Autoimmunity and hyperactivation of immune responses by HAE-FLS2 chimera

Plants employ cell surface receptors to perceive extracellular signals and initiate appropriate cellular responses, thereby regulating diverse physiological processes. The well-characterized leucine-rich repeat receptor-like kinases (LRR-RLK) type receptor FLAGELLIN-SENSITIVE 2 (FLS2) functions as a pattern recognition receptor (PRR) that specifically detects bacterial flagellin, activating downstream responses including MAPK signaling and ROS burst. Here, we report that engineered expression of a chimeric receptor combining the N-terminal extracellular and transmembrane domains of HAE with the cytosolic kinase domain of FLS2 (HAE-FLS2) leads to excessive activation of plant immune responses, as evidenced by dwarfism, enhanced flg22-induced ROS burst and MAPK activation, and upregulated expression of defense-related genes in transgenic plants. The chimeric transgenic plants exhibit enhanced disease resistance to bacterial and fungal pathogens.
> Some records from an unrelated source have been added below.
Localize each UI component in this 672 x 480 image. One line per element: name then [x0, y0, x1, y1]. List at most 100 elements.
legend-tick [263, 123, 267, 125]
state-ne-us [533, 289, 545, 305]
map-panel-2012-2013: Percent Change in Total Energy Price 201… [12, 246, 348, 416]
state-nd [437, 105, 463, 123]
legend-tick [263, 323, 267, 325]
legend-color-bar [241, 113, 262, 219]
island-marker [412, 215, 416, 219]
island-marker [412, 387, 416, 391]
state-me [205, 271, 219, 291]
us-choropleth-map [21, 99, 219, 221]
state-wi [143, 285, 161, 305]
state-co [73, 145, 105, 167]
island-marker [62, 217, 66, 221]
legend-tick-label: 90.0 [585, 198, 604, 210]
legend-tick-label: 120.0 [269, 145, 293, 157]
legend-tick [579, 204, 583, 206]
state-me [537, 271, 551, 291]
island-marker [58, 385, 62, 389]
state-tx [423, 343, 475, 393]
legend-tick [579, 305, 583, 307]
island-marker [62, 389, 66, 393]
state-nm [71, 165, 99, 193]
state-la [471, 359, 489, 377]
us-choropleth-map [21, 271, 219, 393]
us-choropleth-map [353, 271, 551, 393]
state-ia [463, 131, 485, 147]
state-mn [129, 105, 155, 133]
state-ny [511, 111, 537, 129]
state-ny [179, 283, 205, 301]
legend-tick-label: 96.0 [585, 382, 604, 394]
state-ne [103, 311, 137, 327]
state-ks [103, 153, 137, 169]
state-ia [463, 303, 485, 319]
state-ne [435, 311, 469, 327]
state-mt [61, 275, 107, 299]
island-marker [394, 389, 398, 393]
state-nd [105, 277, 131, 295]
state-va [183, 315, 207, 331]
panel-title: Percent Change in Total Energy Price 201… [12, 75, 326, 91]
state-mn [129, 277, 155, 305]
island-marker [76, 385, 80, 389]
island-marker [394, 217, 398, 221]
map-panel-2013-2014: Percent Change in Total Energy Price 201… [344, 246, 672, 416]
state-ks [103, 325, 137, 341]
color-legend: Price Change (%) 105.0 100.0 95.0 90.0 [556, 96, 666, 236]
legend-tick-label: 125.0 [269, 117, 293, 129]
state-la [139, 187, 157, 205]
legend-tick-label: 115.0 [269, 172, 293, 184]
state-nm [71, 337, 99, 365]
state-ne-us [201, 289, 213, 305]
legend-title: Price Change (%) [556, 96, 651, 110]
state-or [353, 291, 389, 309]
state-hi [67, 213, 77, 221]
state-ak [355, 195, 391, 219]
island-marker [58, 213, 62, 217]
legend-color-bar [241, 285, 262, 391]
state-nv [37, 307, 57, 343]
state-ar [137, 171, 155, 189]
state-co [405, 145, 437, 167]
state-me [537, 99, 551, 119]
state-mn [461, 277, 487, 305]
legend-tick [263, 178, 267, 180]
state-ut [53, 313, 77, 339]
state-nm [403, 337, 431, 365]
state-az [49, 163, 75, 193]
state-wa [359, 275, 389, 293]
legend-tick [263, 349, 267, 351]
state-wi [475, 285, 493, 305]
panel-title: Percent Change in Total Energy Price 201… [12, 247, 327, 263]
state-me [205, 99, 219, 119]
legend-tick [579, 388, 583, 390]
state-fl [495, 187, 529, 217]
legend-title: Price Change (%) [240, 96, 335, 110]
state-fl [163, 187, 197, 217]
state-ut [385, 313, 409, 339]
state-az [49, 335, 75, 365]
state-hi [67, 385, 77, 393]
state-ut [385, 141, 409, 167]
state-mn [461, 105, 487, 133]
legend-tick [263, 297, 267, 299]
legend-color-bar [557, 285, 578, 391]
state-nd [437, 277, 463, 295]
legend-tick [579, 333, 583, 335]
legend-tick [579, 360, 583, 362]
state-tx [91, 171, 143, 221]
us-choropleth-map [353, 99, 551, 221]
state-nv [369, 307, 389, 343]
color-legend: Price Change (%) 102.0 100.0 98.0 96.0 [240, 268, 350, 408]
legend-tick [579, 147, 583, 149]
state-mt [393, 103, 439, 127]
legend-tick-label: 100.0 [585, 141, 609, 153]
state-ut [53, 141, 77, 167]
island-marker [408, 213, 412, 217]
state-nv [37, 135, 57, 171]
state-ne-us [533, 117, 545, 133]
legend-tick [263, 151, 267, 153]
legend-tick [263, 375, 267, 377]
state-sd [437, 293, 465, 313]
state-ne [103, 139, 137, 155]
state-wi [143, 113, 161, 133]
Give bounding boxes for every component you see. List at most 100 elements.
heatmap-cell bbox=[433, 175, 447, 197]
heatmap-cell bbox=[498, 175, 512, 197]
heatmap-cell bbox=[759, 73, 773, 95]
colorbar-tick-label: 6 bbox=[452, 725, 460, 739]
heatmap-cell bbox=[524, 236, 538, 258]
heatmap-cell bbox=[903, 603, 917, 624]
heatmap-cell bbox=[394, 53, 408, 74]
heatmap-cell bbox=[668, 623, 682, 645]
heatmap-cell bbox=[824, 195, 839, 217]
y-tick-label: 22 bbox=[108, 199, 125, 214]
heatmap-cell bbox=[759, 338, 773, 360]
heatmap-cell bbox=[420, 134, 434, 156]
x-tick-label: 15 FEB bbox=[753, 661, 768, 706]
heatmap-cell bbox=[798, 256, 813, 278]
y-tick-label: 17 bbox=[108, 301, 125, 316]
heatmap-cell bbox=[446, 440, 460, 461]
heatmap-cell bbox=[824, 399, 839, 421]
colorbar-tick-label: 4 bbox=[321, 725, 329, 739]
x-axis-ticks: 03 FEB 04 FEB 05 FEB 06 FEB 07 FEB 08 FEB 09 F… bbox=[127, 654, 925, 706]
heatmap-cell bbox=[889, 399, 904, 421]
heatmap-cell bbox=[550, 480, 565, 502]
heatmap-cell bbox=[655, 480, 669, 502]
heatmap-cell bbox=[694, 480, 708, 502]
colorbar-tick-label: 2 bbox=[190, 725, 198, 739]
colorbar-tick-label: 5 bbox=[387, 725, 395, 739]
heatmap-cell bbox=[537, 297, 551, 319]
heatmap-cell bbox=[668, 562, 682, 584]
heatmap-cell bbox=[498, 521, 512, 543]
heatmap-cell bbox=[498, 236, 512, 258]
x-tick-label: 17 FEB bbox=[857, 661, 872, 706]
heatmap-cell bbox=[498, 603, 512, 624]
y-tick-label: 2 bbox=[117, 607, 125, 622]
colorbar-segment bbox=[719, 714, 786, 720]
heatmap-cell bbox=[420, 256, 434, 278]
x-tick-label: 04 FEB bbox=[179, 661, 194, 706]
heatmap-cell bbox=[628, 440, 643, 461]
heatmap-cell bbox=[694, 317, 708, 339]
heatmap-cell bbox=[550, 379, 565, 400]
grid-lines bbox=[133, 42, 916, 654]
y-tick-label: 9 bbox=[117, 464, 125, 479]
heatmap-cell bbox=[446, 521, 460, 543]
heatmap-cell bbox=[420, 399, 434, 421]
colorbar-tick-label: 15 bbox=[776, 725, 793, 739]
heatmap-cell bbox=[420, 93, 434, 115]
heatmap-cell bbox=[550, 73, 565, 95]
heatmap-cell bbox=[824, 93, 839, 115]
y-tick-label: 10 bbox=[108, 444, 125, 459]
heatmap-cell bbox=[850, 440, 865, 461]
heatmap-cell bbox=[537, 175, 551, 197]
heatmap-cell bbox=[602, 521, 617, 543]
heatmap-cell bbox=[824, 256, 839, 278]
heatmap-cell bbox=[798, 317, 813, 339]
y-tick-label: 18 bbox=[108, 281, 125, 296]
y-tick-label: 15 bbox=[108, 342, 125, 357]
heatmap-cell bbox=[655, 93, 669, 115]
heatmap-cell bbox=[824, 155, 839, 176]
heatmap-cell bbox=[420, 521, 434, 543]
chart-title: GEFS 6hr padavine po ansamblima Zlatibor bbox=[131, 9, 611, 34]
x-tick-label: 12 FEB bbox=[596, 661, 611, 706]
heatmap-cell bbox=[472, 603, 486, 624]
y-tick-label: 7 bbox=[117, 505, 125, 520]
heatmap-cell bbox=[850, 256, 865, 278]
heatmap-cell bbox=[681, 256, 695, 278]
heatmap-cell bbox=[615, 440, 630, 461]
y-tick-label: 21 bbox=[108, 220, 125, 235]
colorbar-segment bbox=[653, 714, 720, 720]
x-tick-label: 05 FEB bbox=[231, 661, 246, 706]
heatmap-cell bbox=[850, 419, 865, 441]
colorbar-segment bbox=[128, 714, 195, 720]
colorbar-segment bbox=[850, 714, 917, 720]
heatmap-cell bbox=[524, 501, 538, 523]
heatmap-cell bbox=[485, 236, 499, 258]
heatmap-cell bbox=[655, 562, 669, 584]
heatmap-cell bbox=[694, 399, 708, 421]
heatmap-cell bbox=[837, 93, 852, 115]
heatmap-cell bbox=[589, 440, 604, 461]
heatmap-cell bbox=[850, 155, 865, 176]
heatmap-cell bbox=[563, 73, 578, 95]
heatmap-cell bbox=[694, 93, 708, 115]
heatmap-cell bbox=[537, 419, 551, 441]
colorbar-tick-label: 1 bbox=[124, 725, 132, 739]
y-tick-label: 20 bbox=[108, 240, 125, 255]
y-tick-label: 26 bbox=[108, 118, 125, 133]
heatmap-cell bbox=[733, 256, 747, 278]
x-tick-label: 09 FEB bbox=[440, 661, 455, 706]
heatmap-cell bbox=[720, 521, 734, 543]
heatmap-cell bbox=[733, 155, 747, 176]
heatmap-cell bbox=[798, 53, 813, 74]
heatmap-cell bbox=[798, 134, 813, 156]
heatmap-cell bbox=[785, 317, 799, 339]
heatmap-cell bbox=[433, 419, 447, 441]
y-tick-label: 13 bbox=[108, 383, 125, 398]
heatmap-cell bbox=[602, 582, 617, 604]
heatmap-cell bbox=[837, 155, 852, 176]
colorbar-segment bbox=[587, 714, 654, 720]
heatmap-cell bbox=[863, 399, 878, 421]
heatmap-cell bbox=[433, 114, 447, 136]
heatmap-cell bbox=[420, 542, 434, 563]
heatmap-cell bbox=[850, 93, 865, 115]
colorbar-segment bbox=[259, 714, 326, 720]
Notably, while the introduction of a kinase-dead mutation (D997N) in the FLS2 domain partially attenuated these immune responses, the persistence of the autoimmune phenotype suggests the existence of both D997-associated kinase activity-dependent and -independent signaling mechanisms. Genetic analysis revealed that HAE-FLS2-mediated immunity predominantly depends on BAK1/BKK1, as evidenced by substantial suppression of the autoimmune phenotype in the bak1-5 bkk1 mutant background. These findings establish the fundamental basis for elucidating FLS2 activation mechanisms and provide a conceptual framework for engineering plant disease resistance toward different types of pathogens through strategic manipulation of RLK.